The Secretary of State’s office is just putting up first-round numbers, but in a universal-mail-ballot state, those numbers will build fast.

With 954,618 posted Republican Cory Gardner has the lead in the U.S. Senate race.

Udall: 45.0
Gardner: 50.0

In bellwether Jefferson County, Gardner is also ahead by about 4,000 with about 50 percent of the votes cast, according to the county website.

Gardner: 48.0
Udall: 47.5

Governor John Hickenlooper is leading challenger Bob Beauprez in Jefferson County

Hick: 50.1
Beauprez: 45.8

Tuesday 5:40 p.m.

Latest reported returns cover 1,839,766 ballots. Ballots cast by registered Republicans still lead significantly, but Democrats have at last made the long-predicted climb to under a 7 point spread.

GOP: 38.7
Dem: 31.9

Analysts have been saying tonight that Democrats are hoping to see slightly more than 2 million votes cast, a sort of critical-mass of voters that will tilt the midterm electorate to look more like a presidential election year and put Democrats in office.

Tuesday 1:50 p.m.

Good stuff via Twitter from The Upshot‘s Nate Cohn, who has been all over Colorado voter returns. Takeaway: the gap isn’t closing for Democrats, so far.

cohn on CO numbers1

Tuesday Noon

Democrats appear to be catching up to Republicans but are still trailing by significant margins. Insiders saying Dems have to close the gap to less than 7 points (at least) for the top of the ticket candidates. Here’s an update on 1.6 million votes cast:

Dems: 519,225
GOP: 636,223
UAF: 433,648

So: 1,589,096 votes is the total cast and recorded at start of day. Dems have a 32.7 percent share; Repubs have a 40.0 share. It’s a little over a 7 point spread.

Tuesday 7:30 a.m.
Coloradans, taking advantage of same-day registration, early voting and universal mail ballots cast 1.4 million ballots through Sunday. According to numbers reported by the secretary of state, Republicans hold the edge in early turnout numbers, as expected. Democrats have closed the gap but conservative Arapahoe county reportedly did not submit vote tallies over the weekend. The rough 1/3rd unaffiliated registered voters in the state will decide the election.

Dems: 446,448
GOP: 558,996
UAF: 359,496

On Halloween, Nate Cohn at The Upshot offered a good early look at the numbers in swing–states with tight races, including Colorado. He found 24 percent of early voters this year hadn’t voted in midterm election 2010, which seems good for Democrats, except that more of the those voters were registered Republicans.
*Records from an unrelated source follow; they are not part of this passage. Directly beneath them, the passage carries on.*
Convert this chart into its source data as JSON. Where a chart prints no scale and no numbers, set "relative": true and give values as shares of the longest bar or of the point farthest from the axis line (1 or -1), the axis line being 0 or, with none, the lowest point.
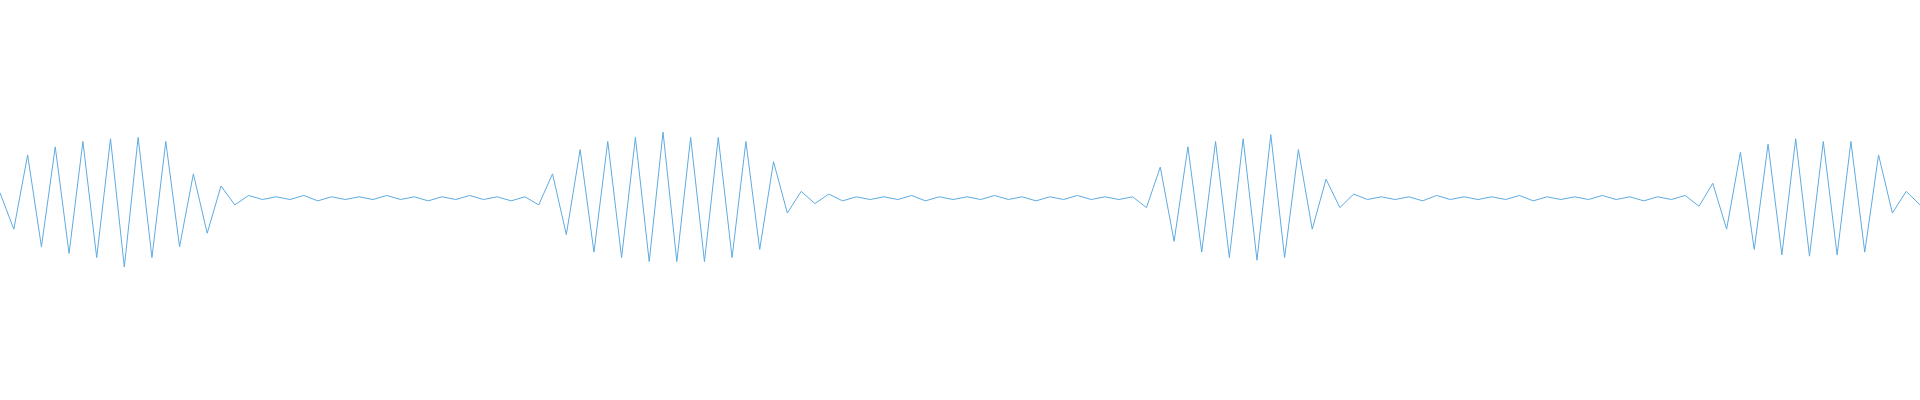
{
  "chart_data": {
    "type": "line",
    "relative": true,
    "legend": false,
    "marker": "none",
    "line_style": "solid",
    "categories": [
      null,
      null,
      null,
      null,
      null,
      null,
      null,
      null,
      null,
      null,
      null,
      null,
      null,
      null,
      null,
      null,
      null,
      null,
      null,
      null,
      null,
      null,
      null,
      null,
      null,
      null,
      null,
      null,
      null,
      null,
      null,
      null,
      null,
      null,
      null,
      null,
      null,
      null,
      null,
      null,
      null,
      null,
      null,
      null,
      null,
      null,
      null,
      null,
      null,
      null,
      null,
      null,
      null,
      null,
      null,
      null,
      null,
      null,
      null,
      null,
      null,
      null,
      null,
      null,
      null,
      null,
      null,
      null,
      null,
      null,
      null,
      null,
      null,
      null,
      null,
      null,
      null,
      null,
      null,
      null,
      null,
      null,
      null,
      null,
      null,
      null,
      null,
      null,
      null,
      null,
      null,
      null,
      null,
      null,
      null,
      null,
      null,
      null,
      null,
      null,
      null,
      null,
      null,
      null,
      null,
      null,
      null,
      null,
      null,
      null,
      null,
      null,
      null,
      null,
      null,
      null,
      null,
      null,
      null,
      null,
      null,
      null,
      null,
      null,
      null,
      null,
      null,
      null,
      null,
      null,
      null,
      null,
      null,
      null,
      null,
      null,
      null,
      null,
      null,
      null
    ],
    "series": [
      {
        "color": "#5dabe2",
        "values": [
          0.55,
          0.28,
          0.83,
          0.15,
          0.89,
          0.1,
          0.93,
          0.07,
          0.95,
          0,
          0.96,
          0.07,
          0.93,
          0.15,
          0.69,
          0.25,
          0.6,
          0.46,
          0.53,
          0.5,
          0.52,
          0.5,
          0.53,
          0.49,
          0.52,
          0.5,
          0.52,
          0.5,
          0.53,
          0.5,
          0.52,
          0.49,
          0.52,
          0.5,
          0.53,
          0.5,
          0.52,
          0.49,
          0.52,
          0.46,
          0.69,
          0.24,
          0.87,
          0.11,
          0.93,
          0.07,
          0.96,
          0.04,
          1,
          0.04,
          0.96,
          0.04,
          0.96,
          0.07,
          0.93,
          0.13,
          0.78,
          0.4,
          0.56,
          0.47,
          0.54,
          0.49,
          0.52,
          0.5,
          0.52,
          0.5,
          0.53,
          0.49,
          0.52,
          0.5,
          0.52,
          0.5,
          0.53,
          0.5,
          0.52,
          0.49,
          0.52,
          0.5,
          0.53,
          0.5,
          0.52,
          0.5,
          0.52,
          0.44,
          0.74,
          0.19,
          0.89,
          0.11,
          0.93,
          0.07,
          0.95,
          0.05,
          0.98,
          0.07,
          0.87,
          0.28,
          0.65,
          0.44,
          0.54,
          0.5,
          0.52,
          0.5,
          0.52,
          0.49,
          0.53,
          0.5,
          0.52,
          0.5,
          0.52,
          0.5,
          0.53,
          0.49,
          0.52,
          0.5,
          0.52,
          0.5,
          0.53,
          0.5,
          0.52,
          0.49,
          0.52,
          0.5,
          0.53,
          0.45,
          0.62,
          0.28,
          0.85,
          0.13,
          0.91,
          0.09,
          0.95,
          0.08,
          0.93,
          0.09,
          0.93,
          0.11,
          0.83,
          0.4,
          0.56,
          0.46
        ]
      }
    ]
  }
}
Democrats are hoping to turn out numbers more like those that mark presidential election years, where young people and minorities traditionally vote in much greater numbers than they do in midterm elections. Older, whiter more conservative voters turn out in midterm elections, which explains why Republicans traditionally make gains in these years.